Le désir : Changer mes désirs plutôt que l'ordre du monde
L’enfant au centre de l’attention parentale grandit avec l’illusion que ses moindres caprices peuvent être satisfaits. L’adolescent conteste furieusement toute entrave à la réalisation de ses rêves. Mais tous deux ne manqueront pas d’être exposés à l’amertume de la déception.
Averti de ce danger et inspiré par le stoïcien Épictète, auquel il emprunte cette formule, Descartes préconise la retenue : plutôt que de s’atteler à la tâche impossible de réformer la réalité, n’est-il pas plus sage de modérer nos désirs ? Car n’est-il pas déraisonnable d’espérer un monde adapté à nos vœux ? Mieux vaut s’épargner les désillusions de désirs insensés et s’accommoder d’un monde qui, s’il n’est pas à la hauteur de nos aspirations, n’en procure pas moins des joies simples et accessibles.

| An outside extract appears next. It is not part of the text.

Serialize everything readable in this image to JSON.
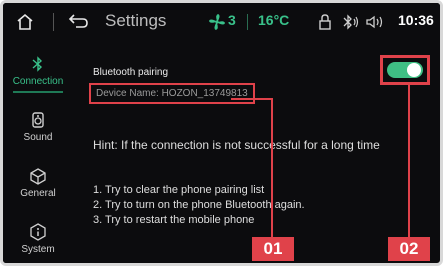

Une telle maxime peut révulser les révolutionnaires qui veulent changer l’ordre des choses, ou agacer les publicitaires qui nous vendent le fantasme d’une société où tous les désirs seraient assouvis… à crédit.
Mais c’est sans doute parce qu’ils confondent hâtivement modestie et médiocrité, en jugeant que la prudence est le paravent de l’impuissant.
Il y a parfois plus d’ambition dans la tempérance que dans la soumission à la tyrannie de nos désirs. Et plus de puissance dans la lucidité que dans la mélancolique rêverie, refuge de ceux qui ne peuvent se résoudre à accepter que le monde n’est pas au service de leurs appétits.